Behavioural Safety is the term that came about to describe Applied Behaviour Analysis. Behaviour Analysis is simply the scientific study of behaviour with the objective of discovering principles and laws that govern people’s behaviour. Applied Behaviour Analysis is the application of the principles and laws discovered by the science to problems of working and living in order to increase the effectiveness of individuals, groups, companies and governments. The method used to discover these effective practices is the scientific method, a process that involves the following steps:
· Identifying a problem and collecting objective data
· Developing hypotheses
· Testing those hypotheses by controlled experimentation
· Drawing conclusions from the findings
· Applying the findings to test the hypotheses in similar situations
All of the steps involved must be repeatable so that they can be depended upon to predict future results.

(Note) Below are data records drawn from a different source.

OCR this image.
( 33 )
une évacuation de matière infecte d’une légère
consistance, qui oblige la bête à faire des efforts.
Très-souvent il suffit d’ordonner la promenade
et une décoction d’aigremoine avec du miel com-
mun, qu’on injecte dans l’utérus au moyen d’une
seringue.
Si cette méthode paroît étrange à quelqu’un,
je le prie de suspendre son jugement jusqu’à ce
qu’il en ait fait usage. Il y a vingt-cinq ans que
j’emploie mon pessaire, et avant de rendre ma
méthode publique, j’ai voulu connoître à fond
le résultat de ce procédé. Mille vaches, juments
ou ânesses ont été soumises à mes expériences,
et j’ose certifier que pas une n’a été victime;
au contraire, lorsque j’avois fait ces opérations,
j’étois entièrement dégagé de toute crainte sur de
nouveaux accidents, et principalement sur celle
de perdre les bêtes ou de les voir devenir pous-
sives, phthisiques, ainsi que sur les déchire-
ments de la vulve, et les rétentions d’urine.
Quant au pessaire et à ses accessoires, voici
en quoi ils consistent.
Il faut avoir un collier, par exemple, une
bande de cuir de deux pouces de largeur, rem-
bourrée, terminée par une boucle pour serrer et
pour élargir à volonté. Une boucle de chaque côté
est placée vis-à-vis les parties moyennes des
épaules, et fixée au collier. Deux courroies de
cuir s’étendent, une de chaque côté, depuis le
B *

All procedures and data gathered must be fully documented so that other scientists can repeat the results using the same processes and avoid biased interpretation of results.
Behaviour based safety is the application of the science of applied behaviour analysis to issues of safety in the workplace. The issues will include every employee from the front-line staff to members of the Board and will involve equipment, architecture, management systems, work processes and management, and employee behaviour. The implementation of behaviour based safety programme in the workplace can be used to continuously improve safety and lead to a reduction in the number of incidents and accidents.
According to the UK Health and Safety Executive (HSE), there have been significant improvements in recent years in engineering and safety management systems. However, despite those advances, major accidents still occur due to failures and behavioural interventions alone will not address this. Companies considering implementing a behavioural safety programme need to take a balanced approach between personal safety and major accident safety when considering whether or not to adopt such a programme.
In order for any system or programme to be effective, the corporate culture must also be taken into account. What works for one company may not work for a similar company with a different culture. The original basic concepts of Behavioural Based Safety (BBS) include pointing out to employees how they contribute to a safe working environment by letting them know when they are performing safely and unsafely. All employees will need to take an active thinking role in their own personal safety and that of others in order to improve the safety process in any organisation.